Entonces, la furia de los deudos del difunto se volvió contra mí. Irrumpieron en mi habitación, con el rostro desfigurado por el dolor y la ira. Un hombre me agarró por los hombros y, sacudiéndome violentamente, escupió: "¡¿Tú hiciste eso?! ¡Te haré pagar!".

Como me sentía muy débil y mareada, y también me estaba ahogando en mi propio dolor, no pude defenderme. Era como una muñeca de trapo en las manos de ese hombre.

A través del caos, vi a Carla escabullirse, con una fugaz sonrisa triunfante en el rostro.

Momentos después, Damián llegó, atraído por la conmoción.

Mientras la familia le explicaba, con sus voces ahogadas por los sollozos, lo que creían que había sucedido, el rostro de mi esposo se ensombreció.

Entonces, Carla volvió y se colocó detrás de él, mirándolo con una expresión obstinada y desafiante. Era como si estuviera preguntándole en silencio de qué lado estaba.

Miré a Damián desde el otro lado de la habitación, y percibí en su rostro un destello de duda y un dejo de vacilación. Una pequeña y tonta parte de mí esperaba que pudiera discernir la verdad.

Pero entonces, su mirada se endureció. Se volvió hacia los dolientes, y dijo con una voz suave y autoritaria: "Lo ocurrido es muy lamentable. Me disculpo a nombre de mi esposa. Últimamente ha estado... indispuesta. Asumiré toda la responsabilidad y los compensaré".

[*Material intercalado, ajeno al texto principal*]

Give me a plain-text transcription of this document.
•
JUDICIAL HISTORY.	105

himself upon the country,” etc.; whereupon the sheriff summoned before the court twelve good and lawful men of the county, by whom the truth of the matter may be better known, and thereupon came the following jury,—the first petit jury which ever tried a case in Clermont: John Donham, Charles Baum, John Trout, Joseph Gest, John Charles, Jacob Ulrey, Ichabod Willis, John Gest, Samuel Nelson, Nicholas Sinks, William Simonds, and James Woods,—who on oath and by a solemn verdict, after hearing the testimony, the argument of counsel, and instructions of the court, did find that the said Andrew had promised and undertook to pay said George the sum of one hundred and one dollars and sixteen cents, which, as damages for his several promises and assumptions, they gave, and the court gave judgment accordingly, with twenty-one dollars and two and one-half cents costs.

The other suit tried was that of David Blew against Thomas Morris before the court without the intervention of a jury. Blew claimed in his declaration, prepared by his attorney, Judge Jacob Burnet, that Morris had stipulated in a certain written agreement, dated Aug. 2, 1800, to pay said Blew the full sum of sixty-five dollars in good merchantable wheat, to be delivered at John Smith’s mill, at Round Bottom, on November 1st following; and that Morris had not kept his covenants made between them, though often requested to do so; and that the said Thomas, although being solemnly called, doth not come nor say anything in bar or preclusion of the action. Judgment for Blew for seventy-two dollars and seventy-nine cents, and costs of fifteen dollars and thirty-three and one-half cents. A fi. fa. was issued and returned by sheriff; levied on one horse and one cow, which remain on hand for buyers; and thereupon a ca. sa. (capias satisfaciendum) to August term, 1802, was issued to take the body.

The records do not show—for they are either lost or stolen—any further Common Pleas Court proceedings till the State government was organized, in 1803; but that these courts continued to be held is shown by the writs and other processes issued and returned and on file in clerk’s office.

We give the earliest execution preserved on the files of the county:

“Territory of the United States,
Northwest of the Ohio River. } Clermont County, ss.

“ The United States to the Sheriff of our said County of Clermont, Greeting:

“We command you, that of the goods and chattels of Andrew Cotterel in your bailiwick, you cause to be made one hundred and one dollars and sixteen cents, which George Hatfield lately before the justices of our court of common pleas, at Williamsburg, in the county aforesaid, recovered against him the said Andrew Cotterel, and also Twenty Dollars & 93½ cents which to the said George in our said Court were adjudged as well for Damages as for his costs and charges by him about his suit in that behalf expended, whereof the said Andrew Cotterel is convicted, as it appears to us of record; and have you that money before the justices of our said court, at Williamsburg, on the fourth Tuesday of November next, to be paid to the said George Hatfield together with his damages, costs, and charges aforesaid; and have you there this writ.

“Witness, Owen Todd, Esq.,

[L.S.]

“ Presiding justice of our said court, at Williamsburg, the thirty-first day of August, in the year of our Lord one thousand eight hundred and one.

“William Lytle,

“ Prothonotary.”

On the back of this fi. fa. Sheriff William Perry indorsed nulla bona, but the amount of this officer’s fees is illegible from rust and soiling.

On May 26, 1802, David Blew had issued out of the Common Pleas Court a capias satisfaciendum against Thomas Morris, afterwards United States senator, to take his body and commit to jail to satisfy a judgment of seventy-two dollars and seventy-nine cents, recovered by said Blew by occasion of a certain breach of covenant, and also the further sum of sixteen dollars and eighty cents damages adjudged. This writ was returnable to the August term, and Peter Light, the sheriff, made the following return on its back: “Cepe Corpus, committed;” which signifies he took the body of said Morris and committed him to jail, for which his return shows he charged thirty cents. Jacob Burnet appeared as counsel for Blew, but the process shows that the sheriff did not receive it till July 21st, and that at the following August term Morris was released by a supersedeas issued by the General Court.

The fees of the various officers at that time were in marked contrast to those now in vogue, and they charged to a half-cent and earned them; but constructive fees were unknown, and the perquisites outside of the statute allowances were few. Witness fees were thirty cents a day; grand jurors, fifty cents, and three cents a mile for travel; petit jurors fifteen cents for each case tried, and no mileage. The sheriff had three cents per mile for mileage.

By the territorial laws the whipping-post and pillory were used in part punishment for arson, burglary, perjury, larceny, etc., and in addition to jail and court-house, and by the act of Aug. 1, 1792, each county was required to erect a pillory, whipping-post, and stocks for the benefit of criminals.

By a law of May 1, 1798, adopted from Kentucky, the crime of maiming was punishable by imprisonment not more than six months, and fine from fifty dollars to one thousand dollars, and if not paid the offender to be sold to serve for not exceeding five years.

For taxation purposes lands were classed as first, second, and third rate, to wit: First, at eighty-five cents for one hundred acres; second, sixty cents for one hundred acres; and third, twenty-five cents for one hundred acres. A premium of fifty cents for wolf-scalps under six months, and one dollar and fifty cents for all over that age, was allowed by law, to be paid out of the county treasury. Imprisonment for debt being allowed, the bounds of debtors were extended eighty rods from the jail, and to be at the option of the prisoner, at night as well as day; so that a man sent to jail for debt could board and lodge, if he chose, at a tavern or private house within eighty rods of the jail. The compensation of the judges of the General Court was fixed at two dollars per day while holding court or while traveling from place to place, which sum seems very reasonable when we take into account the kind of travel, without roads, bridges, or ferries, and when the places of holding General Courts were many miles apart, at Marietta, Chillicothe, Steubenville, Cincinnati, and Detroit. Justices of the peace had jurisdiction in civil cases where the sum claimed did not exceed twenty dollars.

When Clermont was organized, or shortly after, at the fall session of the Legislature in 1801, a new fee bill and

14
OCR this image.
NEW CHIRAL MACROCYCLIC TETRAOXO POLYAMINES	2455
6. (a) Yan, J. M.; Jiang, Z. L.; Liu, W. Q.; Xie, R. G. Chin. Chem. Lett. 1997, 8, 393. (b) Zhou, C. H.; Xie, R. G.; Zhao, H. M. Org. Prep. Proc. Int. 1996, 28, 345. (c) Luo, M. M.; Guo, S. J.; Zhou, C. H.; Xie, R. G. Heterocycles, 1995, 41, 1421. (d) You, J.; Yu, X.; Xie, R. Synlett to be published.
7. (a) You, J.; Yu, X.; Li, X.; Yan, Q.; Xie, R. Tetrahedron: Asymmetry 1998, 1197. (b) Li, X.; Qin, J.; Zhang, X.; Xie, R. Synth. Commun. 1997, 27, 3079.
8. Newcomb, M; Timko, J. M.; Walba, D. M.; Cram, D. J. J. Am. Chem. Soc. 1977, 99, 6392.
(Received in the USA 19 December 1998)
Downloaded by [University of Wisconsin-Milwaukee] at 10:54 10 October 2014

¿Le estaba poniendo precio a mi dignidad?

"No... Damián. Carla está mintiendo", susurré con una voz apenas audible.

Me lanzó una mirada gélida y furiosa que me silenció. "¡Cállate!".

A continuación, describió su "solución". Sería dada de alta de inmediato y me disculparía con la familia personalmente. Luego, él les daría un cheque muy generoso. Su equipo de seguridad me agarró de los brazos, listos para arrastrarme fuera de la habitación como una prisionera.

Mientras me sacaban, sentía que la cabeza me daba vueltas, y alcancé a oír la voz de Damián, suave y tierna, diciéndole a Carla: "¿Estás bien? ¿Te asustaron? No te preocupes, yo me encargaré de todo".

La respuesta de la otra fue un murmullo débil y complacido.

De pronto, todo a mi alrededor se volvió borroso. El pasillo, los rostros y las luces fluorescentes se mezclaron en un vórtice nauseabundo de dolor.